Turning the Web Din into a Vibrant Content Marketplace with Content Curation

My monthly Content Marketing column, which ran today, offers content curation tips that are based on how
Snr the pros do it (meanling professional online publishers and news sites).

The appeal of curation for content and social media marketers is obvious; after all, why take the time to come up with original ideas or create all content from scratch when you can simply riff off (or rip off) what is already out there? As the theory goes, you can up your posting frequency and perhaps even quality if you incorporate third party content into the mix.

That is the theory; however doing it well can be fiendishly difficult. The professional sites wrestle with all kinds of issues related to appropriate editorial practices, and the ethics of exploiting the work of others.

How much can you excerpt before curation becomes stealing?  Do you change headlines, or leave them intact?  And what about the tug of war between keeping people on your site vs. the obligation some feel to  send traffic back to the original source’s site (since, let’s face it, the curator is generally not paying for the content)?

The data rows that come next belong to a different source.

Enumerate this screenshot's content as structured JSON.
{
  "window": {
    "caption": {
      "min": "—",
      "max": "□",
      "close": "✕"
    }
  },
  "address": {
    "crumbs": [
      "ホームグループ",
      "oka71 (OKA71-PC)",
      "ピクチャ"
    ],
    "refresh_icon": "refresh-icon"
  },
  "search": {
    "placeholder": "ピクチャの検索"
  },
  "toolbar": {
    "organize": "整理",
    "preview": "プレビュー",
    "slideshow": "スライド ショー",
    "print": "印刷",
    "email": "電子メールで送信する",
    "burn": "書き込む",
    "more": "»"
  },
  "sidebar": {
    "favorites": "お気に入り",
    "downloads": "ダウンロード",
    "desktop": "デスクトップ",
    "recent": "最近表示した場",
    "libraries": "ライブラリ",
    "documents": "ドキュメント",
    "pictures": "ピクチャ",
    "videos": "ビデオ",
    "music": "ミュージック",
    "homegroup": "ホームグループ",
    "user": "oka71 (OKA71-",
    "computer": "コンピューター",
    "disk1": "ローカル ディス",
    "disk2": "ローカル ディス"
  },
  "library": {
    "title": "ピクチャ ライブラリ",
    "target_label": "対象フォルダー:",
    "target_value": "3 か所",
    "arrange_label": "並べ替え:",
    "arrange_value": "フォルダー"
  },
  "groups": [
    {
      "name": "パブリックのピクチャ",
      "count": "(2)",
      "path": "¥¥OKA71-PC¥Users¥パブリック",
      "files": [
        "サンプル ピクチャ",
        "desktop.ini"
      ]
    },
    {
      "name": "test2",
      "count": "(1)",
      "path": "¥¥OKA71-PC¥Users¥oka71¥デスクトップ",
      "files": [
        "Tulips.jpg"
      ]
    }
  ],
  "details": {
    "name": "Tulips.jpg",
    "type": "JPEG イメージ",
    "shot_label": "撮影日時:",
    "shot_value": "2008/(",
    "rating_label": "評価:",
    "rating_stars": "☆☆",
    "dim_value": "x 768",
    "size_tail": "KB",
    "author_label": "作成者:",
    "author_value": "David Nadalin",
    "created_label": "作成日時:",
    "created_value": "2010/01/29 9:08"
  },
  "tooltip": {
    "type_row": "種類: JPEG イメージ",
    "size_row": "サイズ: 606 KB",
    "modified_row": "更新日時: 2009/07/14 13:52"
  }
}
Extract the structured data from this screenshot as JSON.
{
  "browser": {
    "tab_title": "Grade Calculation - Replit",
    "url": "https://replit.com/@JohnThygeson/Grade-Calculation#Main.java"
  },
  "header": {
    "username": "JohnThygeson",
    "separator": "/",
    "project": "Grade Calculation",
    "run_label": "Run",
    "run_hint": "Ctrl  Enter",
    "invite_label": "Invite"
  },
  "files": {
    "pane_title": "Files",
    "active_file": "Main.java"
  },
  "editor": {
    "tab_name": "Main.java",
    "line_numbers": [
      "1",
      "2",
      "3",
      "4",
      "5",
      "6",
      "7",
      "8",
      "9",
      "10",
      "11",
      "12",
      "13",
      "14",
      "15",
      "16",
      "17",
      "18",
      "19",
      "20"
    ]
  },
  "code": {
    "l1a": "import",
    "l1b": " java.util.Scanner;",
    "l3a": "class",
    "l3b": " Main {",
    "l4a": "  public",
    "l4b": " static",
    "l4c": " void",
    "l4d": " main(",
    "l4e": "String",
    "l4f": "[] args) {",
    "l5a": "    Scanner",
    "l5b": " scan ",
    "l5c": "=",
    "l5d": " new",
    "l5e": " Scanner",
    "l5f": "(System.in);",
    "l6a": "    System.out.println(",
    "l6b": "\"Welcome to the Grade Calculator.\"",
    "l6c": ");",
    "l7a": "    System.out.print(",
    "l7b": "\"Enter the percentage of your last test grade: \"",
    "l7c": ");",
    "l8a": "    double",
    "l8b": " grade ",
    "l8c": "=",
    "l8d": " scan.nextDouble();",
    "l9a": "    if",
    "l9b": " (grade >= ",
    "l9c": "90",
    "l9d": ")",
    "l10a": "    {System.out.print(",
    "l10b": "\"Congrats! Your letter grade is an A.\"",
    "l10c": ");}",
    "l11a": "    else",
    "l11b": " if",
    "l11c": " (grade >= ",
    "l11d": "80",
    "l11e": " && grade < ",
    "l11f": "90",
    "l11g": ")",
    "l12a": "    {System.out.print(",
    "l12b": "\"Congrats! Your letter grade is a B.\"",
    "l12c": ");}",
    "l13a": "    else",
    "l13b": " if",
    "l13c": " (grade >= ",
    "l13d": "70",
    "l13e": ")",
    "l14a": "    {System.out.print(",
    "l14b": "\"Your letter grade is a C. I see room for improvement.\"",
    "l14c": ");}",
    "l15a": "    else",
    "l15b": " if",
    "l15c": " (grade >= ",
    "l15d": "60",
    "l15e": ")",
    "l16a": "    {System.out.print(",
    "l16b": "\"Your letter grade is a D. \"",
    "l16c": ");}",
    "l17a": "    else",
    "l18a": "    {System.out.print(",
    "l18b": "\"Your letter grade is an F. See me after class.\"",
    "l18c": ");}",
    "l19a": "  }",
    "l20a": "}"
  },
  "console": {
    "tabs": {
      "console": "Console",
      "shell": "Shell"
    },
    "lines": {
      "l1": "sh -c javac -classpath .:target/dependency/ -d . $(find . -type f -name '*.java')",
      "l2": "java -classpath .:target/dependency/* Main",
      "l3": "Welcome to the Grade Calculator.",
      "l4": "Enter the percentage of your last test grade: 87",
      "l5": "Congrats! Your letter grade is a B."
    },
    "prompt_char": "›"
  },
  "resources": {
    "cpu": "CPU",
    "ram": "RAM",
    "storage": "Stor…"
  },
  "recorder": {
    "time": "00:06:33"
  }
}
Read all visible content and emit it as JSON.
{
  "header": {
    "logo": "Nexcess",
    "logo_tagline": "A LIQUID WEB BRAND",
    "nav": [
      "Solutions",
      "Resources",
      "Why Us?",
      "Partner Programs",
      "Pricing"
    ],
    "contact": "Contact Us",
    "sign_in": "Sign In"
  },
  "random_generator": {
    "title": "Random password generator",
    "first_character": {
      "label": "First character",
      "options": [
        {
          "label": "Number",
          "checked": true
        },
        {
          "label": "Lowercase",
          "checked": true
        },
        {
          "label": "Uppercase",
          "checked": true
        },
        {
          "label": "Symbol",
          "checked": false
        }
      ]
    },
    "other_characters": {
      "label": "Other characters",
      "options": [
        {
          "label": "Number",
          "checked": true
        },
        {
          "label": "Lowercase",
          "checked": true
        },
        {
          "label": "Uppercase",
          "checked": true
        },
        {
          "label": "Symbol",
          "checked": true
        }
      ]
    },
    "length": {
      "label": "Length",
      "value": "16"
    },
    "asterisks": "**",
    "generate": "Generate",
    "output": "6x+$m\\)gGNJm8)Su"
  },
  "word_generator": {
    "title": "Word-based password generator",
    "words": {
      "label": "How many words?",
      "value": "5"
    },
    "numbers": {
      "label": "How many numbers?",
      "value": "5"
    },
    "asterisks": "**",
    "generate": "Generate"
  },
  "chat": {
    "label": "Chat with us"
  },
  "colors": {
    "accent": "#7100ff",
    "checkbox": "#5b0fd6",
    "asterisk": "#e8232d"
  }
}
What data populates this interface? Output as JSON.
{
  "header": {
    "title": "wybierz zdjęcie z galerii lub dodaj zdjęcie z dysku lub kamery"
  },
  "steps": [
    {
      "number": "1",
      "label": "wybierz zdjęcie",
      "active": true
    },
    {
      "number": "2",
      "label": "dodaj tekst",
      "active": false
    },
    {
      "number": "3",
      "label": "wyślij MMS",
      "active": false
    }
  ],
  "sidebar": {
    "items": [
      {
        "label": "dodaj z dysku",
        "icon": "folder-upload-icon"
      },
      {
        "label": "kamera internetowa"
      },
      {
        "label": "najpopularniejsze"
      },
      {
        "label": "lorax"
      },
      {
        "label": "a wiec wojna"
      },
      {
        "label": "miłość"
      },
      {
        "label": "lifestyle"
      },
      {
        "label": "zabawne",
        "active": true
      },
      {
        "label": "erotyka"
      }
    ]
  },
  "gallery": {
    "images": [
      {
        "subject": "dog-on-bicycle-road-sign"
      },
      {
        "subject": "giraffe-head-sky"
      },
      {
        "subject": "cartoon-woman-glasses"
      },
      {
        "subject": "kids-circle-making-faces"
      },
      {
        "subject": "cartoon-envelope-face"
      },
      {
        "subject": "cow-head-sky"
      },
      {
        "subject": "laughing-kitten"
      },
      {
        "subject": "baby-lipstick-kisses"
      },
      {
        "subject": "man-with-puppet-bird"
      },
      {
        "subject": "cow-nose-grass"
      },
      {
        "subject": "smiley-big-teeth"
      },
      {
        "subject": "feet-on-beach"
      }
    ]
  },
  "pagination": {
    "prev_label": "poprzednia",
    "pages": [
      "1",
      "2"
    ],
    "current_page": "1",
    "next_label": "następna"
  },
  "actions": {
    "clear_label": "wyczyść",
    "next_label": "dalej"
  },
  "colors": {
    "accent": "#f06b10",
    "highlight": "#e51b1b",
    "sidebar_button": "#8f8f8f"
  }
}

I discussed these issues in my post about overcoming content curation challenges.  That post also covered a group that some journalists formed to spell out codes of ethical blogging and aggregation, headed by AdAge writer Simon Dumenco. (I met Simon at a NY content marketing event; he explained the difference between aggregation and curation; my post You Say Aggregtion,I say Curation discusses others’ views on this).

Sadly, many curate do in a way that just creates more noise; I for one, am growing weary of of all those automatically-generated newsletters that clog Twitter and try to pass as clever curation.

The best curators filter Web noise and guide people to the best content. They have a keen eye for what really is interesting, informative and aligned with an audience.  They often provide an expert’s view, adding value and not just mindlessly echoing content for their own gain.